OpenMP parallelization of the SCIARA Cellular Automata lava flow model: performance analysis on shared-memory computers

Parallel Computing represents a valid solution for reducing execution times in simulations of complex geological processes, such as lava flows, debris flows and, in general, of fluid-dynamic processes. In these cases, Cellular Automata (CA) models have proved to be effective when the behavior of the system to be modeled can be described in terms of local interactions among its constituent parts. Cellular Automata are parallel computing models, discrete in space and time; space is generally subdivided into cells of uniform size and the overall dynamics of the system emerges as the result of the simultaneous application, at discrete time steps, of proper local rules of evolution to each one of them.
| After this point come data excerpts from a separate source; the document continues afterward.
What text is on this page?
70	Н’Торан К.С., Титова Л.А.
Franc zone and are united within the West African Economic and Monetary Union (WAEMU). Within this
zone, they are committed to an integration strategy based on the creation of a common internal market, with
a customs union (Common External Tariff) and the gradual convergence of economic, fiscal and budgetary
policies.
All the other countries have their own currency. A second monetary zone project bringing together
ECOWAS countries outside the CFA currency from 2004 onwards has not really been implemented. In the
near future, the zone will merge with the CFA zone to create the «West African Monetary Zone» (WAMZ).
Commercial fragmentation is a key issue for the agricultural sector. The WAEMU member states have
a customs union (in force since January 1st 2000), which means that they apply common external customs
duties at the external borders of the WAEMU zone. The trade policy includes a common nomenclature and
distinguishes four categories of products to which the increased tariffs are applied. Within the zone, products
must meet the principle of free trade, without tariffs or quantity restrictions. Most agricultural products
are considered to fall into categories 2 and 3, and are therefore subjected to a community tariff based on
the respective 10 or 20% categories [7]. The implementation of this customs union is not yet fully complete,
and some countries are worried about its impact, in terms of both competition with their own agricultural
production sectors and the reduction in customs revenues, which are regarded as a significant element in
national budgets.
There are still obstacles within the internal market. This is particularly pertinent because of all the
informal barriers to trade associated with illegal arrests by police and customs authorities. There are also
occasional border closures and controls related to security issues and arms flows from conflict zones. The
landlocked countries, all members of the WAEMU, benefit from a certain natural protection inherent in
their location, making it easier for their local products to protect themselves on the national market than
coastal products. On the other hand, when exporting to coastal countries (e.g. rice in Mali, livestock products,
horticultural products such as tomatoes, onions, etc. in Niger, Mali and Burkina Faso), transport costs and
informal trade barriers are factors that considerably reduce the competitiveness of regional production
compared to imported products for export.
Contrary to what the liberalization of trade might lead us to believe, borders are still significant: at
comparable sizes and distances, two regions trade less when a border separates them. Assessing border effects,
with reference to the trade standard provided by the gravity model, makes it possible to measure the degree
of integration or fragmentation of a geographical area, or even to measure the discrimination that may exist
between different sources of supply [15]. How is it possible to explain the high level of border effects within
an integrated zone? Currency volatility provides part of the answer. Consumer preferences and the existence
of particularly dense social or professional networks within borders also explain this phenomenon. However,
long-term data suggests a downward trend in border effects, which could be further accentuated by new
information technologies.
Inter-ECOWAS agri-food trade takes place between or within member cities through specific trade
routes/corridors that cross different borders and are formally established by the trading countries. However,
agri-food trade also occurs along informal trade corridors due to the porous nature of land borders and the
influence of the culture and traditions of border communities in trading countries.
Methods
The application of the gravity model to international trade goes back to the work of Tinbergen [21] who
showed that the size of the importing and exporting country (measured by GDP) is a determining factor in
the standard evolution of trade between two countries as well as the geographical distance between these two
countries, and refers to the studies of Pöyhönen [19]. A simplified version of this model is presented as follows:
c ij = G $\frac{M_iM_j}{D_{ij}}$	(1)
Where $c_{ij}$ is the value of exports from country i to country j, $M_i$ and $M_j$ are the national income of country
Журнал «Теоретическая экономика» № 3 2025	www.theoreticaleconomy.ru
Due to their intrinsic parallelism, CA models are attractive since they are suitable to be effectively and naturally implemented on parallel computers achieving also high performance. In the recent past, CA models were efficiently executed on distributed memory architectures, such as Beowulf clusters and many-node Supercomputers, while fewer implementations are found regarding shared-memory computers, such as in multi-core machines. This paper shows performance results of the parallelization of a well-known CA model for simulating lava flows - the SCIARA model - in a shared memory environment, by means of OpenMP, an Application Programming Interface which supports multiplatform shared-memory parallel programming.